Maybe it's because I'm not disabled enough for a companion animal. In my counselor's opinion, my depression and anxiety is not severe enough to merit an exception to the "no pets" policy at my apartment complex. I was ecstatic at the possibility of having an animal to love and care for. I felt that the innocent dependence of another living thing could keep me tethered to a life that keeps getting darker and darker.

Those all seem to be compelling contributing factors.

The inherent component of my loneliness is my extroverted nature.

According to Wikipedia:
Jung defined introversion as an "attitude-type characterised by orientation in life through subjective psychic contents" (focus on one's inner psychic activity); and extraversion as "an attitude type characterised by concentration of interest on the external object", (the outside world).

Being around friends, shooting the shit with my co-workers, helping someone at the grocery store. That is where I am at my happiest. Right now, alone is like a mirror fun house that not only distorts how I see myself. It creates a labyrinth of thought patterns that lead me to darker and darker places in my head.
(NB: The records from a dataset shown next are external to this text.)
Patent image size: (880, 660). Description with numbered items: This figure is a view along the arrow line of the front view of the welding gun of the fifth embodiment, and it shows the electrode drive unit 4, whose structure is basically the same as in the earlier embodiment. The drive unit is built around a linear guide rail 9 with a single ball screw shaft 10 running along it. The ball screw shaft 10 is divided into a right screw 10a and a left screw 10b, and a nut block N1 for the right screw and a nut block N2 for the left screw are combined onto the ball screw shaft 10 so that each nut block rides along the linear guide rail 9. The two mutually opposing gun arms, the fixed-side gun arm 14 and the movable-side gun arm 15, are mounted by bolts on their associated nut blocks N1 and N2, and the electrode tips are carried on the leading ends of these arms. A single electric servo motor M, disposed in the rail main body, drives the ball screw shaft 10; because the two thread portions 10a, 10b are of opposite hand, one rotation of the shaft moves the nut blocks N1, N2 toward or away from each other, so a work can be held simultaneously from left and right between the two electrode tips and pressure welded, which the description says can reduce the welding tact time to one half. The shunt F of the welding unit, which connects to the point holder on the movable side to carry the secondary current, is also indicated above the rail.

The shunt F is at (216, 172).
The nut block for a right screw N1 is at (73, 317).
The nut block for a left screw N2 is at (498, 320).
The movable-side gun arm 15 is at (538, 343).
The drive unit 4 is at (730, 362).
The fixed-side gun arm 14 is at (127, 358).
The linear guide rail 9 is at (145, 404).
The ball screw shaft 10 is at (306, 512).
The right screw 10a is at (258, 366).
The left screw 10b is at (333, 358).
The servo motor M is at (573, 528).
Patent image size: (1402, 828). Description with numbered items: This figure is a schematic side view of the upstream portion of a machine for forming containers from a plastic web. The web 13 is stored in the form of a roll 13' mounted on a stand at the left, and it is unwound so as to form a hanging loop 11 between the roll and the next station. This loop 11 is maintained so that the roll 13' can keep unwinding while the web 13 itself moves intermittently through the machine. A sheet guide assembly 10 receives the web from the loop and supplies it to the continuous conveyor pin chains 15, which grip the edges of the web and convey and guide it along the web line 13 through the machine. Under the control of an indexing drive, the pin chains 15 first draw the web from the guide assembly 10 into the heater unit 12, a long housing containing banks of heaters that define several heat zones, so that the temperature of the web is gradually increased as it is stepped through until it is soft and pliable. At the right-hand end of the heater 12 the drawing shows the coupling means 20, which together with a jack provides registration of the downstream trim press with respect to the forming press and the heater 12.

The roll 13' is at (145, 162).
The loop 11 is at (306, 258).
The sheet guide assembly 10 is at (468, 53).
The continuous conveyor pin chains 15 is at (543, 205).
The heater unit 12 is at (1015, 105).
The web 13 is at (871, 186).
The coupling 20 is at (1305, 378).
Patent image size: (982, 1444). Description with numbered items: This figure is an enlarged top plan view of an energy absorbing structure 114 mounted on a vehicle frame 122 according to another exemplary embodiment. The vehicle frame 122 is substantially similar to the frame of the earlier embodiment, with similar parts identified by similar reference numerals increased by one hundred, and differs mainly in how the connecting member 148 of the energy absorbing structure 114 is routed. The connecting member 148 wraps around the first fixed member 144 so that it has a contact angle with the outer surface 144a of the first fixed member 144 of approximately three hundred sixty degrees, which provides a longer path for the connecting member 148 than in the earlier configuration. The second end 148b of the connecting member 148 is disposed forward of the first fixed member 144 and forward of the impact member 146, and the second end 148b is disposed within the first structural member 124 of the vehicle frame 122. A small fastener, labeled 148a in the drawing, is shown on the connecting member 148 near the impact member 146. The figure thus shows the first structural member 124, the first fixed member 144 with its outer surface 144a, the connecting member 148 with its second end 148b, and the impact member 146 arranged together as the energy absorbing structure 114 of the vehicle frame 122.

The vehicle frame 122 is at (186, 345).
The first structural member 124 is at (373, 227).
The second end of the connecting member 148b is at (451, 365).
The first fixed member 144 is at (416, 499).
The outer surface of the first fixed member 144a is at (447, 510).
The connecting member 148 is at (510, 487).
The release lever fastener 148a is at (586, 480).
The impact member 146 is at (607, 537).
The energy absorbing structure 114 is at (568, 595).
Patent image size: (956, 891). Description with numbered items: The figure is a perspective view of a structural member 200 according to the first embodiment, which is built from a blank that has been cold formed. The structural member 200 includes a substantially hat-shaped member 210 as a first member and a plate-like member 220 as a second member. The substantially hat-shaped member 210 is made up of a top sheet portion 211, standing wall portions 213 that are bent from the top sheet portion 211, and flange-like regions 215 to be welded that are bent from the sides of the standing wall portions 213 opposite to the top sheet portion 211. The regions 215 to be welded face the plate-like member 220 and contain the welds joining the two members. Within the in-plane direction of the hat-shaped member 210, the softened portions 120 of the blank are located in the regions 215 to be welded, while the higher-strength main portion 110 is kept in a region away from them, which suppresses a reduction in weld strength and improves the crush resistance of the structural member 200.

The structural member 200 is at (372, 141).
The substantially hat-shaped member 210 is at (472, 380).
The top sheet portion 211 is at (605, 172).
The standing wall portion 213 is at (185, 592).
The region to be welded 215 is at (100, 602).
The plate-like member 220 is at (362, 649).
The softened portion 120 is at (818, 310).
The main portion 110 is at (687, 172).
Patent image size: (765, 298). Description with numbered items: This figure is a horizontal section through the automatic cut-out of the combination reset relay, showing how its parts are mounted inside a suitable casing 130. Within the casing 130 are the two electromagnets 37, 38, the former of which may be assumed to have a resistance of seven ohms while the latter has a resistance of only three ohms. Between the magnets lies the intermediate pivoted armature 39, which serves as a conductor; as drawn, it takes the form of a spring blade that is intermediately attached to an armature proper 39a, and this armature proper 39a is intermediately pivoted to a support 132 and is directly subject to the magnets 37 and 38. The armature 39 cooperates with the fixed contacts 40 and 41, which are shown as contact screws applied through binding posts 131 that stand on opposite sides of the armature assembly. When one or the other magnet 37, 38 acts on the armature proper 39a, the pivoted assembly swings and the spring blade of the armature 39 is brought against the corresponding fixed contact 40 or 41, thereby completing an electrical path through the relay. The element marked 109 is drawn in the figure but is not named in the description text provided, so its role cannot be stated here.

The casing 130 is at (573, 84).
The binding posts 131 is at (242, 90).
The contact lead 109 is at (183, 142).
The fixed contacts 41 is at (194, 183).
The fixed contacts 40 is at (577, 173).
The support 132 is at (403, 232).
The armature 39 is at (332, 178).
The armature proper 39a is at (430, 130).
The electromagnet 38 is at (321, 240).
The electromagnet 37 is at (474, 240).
Usually solitude doesn't get this ugly, but in times like these it's much more likely. In brighter times I don't mind my head so much, I can hang out there for a little while and sometimes a longer while. Being alone is less preferred, but it's not remotely as unpleasant or scary.

I'm working on staying afloat right now. It's not easy. I mean, I want to be here. I know that.  However, my ability to fulfill commitments to myself and others is sub-par at best.

I'm planning on getting a second opinion from a another health care professional about having a companion animal.  My friends said they would help me with my apartment.  School is gonna start, much less alone time.  I'm planning on taking aikido.  I figure a new and useful activity should get me into better shape and I'll learn something.

Things aren't so great, but I figure I can fight through it.